Кроме постулатов, из лекции по детской психологии она помнила, что ребенок до пубертата, до подросткового возраста тесно привязан к матери. Неважно, какая мать: пьяница, распутница, бьет, не кормит, бросает, где-то шляется — ребенок не может без нее жить, он привязан к ней биологически. Критичность приходит потом, когда в мозгу сформируются логические связи и оценки. В детских домах сироты мечтают о маме — любой, но только своей.
Клара вела себя не по науке, если только не допустить, что у дочери ролями поменялись мама с папой. Во всем была вина Нюрани: она слишком много работала и не занималась дочерью, не чувствовала к ней материнской тяги, потому что перенесла на крохотку отношение к мужу. Объяснение причин — от лукавого. Нет причин, по которым мать может забросить ребенка. Мама Нюрани, Анфиса Ивановна, не стала бы анализировать обстоятельства. Она бы Нюраню за косы оттаскала и заставила бы денно и нощно пестовать ребенка.
У них была кошка, сибирской мохнатой породы. По прозвищу Шельма и размером с рысь. Шельма принесла котят и отказалась их кормить. Выкинула-родила, села рядом, облизалась-вымылась и навострилась идти по своим делам. Мама Шельму так выстегала, так орала: «Родила так взро́сти!» — что кошка за котятами ходила, пузо с сосцами подставляла, когда уж те обязаны были самостоятельно корм добывать.
Прибежала Оля Соколова, радостная, взволнованная, с порога застрочила:
— Анна Еремеевна, выходите на работу в больницу! Вас ждут! Козубовский и его верная медсестра хирургическая Булгакова, ох, строгая тетка! Но она самолично разыскала Марию Егоровну, очень немощную, а та, знаете, что сказала? «Держитесь за Пирогову всемями руками!» Вот! Ждут вас. Они же, Анна Еремеевна, я откроюсь заранее, потом сами узнаете. Держат под видом больных отставших красноармейцев и наших курских ополченцев, что сражались на баррикадах. Потом выписывают как выздоровевших. Их потом мужики из депо за линию к нашим переправляют. Все рискуют, ох как рискуют! И ребяткам, которых в Германию гонят, выписывают справки об инвалидности. Тут тоже опасность, потому что нужна такая инвалидность, чтобы вместе с евреями в расход не пустили. А где взять диагнозов? Анна Еремеевна, вы, кажись, не рады?
— Проходи, Оля! Не трещи как сорока. А если бы мой муж был дома?
— Ой, забыла! — прихлопнула рот ладошкой Оля.

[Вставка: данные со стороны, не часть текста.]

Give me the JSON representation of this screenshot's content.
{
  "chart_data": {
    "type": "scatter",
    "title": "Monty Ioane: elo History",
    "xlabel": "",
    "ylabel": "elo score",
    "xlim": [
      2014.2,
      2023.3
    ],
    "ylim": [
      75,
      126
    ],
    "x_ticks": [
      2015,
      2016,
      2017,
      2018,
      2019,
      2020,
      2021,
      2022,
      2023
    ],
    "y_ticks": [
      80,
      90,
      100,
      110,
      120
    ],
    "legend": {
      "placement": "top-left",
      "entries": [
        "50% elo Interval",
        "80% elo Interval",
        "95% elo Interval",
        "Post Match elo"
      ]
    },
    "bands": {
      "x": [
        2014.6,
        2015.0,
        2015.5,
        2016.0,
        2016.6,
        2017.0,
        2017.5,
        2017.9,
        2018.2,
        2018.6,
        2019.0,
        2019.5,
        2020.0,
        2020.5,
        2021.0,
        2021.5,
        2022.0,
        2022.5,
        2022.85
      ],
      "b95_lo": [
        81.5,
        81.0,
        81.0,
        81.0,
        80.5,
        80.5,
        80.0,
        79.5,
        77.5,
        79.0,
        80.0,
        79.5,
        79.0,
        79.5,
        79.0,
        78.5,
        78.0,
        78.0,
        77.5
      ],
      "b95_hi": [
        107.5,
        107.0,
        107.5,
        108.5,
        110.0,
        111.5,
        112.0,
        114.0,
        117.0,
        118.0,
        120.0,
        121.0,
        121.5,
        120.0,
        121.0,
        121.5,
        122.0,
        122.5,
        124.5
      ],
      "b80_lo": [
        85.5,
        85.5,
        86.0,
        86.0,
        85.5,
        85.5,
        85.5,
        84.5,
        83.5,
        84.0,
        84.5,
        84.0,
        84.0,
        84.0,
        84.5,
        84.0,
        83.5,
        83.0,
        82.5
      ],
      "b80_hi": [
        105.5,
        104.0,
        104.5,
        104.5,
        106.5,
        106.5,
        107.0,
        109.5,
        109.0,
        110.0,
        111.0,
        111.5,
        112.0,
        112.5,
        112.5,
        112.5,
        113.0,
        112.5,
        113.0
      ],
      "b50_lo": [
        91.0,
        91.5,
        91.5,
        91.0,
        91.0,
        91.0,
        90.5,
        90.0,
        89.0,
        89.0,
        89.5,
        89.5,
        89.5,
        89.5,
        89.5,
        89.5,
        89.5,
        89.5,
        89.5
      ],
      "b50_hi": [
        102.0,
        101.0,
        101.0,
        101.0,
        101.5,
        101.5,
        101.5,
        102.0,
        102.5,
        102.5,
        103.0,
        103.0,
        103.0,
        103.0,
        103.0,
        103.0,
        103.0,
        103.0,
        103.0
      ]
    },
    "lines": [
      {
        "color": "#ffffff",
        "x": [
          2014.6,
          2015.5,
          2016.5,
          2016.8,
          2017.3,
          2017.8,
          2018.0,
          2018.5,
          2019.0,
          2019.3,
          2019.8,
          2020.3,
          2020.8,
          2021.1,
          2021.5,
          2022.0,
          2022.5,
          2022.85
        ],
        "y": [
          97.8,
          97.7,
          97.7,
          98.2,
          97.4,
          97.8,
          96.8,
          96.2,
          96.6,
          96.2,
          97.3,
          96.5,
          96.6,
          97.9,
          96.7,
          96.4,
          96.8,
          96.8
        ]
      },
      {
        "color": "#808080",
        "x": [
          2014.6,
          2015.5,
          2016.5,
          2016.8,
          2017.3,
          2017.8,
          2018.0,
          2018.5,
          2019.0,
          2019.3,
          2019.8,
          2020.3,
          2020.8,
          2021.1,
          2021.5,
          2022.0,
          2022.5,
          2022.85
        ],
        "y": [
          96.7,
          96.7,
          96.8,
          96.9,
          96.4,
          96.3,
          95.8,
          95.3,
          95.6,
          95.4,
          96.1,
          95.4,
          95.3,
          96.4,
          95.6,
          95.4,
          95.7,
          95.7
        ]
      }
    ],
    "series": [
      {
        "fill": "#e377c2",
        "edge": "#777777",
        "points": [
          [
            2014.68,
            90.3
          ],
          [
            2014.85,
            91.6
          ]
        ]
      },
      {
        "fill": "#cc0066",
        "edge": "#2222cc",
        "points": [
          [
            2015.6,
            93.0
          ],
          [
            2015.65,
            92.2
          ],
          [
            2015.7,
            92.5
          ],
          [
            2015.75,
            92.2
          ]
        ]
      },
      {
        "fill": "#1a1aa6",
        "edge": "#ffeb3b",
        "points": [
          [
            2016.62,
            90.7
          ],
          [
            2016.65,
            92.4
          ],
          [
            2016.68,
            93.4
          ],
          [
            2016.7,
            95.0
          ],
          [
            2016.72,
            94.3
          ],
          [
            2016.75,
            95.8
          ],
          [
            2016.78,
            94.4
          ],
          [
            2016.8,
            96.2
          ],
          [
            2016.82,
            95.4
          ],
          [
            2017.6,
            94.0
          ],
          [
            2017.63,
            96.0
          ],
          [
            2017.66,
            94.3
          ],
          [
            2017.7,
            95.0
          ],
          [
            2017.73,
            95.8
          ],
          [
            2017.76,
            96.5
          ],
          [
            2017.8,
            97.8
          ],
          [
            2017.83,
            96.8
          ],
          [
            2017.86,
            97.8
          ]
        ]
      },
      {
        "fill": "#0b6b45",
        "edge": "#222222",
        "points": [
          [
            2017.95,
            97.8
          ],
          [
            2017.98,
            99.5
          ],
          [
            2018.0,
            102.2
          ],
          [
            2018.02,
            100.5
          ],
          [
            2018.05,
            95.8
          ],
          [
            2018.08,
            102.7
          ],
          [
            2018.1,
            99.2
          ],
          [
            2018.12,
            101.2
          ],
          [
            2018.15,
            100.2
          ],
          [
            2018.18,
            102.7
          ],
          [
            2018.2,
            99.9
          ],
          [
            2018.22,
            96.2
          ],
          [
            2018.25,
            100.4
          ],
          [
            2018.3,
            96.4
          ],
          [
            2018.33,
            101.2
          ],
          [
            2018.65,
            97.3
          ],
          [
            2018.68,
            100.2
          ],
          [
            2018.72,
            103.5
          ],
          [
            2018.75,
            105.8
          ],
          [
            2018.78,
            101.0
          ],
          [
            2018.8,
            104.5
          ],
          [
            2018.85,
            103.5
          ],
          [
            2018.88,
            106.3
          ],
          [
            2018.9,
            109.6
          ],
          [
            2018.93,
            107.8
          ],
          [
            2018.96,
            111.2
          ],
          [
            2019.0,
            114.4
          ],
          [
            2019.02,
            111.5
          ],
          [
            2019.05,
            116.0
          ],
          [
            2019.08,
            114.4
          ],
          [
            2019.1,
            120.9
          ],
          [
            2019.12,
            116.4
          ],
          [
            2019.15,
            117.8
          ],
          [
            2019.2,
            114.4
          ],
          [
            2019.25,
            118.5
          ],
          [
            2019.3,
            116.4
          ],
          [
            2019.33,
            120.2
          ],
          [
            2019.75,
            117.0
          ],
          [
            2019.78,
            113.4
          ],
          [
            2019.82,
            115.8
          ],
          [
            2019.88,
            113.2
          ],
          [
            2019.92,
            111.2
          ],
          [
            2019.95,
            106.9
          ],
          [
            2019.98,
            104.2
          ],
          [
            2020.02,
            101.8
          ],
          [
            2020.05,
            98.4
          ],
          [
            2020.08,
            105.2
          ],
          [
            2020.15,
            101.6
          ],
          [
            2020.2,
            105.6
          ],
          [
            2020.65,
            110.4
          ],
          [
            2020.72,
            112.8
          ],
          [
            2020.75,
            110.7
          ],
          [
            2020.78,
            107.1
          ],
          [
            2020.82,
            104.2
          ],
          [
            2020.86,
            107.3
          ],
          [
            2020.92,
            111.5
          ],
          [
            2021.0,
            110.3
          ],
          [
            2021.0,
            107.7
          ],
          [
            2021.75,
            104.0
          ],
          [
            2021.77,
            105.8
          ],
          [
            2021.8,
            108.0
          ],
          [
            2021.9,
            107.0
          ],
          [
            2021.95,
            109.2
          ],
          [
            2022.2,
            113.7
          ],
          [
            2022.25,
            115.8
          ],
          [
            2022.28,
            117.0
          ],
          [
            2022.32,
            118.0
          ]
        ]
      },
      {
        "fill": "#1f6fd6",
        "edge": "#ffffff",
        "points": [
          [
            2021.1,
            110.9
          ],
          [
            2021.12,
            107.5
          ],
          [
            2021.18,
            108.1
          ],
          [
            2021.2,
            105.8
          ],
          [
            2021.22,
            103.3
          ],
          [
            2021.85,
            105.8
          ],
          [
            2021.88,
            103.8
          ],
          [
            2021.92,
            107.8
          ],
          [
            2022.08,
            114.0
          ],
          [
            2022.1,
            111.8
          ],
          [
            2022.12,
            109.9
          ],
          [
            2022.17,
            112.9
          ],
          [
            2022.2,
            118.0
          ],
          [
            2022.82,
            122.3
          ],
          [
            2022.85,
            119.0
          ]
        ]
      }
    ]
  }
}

— Ты у Тани Миленькой была?
— Была вчера. Все у них справно. Рая ваша… Таня, я ж помню, всех зачоровала, не надышаться.
— Сын Тани?
— Который?
— Настоящей Тани.
— Выправился, любо-дорого. Сосет, как электрический.
— А полицай?
— Приходил. Бабы его обступили, он и стушевался. Говорит, хорошо, что Таня выздоровела. А она ему! Цветочек бумажный! Тут парень навеки стух, чокнулся, почти как мои пациенты, как же мне их, Анна Еремеевна, жалко! Сотни душ погубили фашисты. Блаженные, святые люди…
— Оля!
— Помню, помню, вы говорили. Нервы — в кулак!
— Ты иногда выражаешься не как медработник, а как деревенская баба.
— Я такая и есть, спасибо советской власти за ускоренные медицинские курсы. Я ить наврала, что школу окончила. Кака школа, осподи! Только числилась, все на поля и огороды выходили, даже трехлеток на межу ставили. Анна Еремеевна, вы как вроде и не рады?
— Я очень рада, но стою перед выбором.
— Извините за прямоту! У вас выбор с легкого на простое, с хорошего на лучшее. А бабы-то рожают! Не так, как довоенно, но тоже исправно. Везут их в городскую больницу, а там процент успешности не успешный.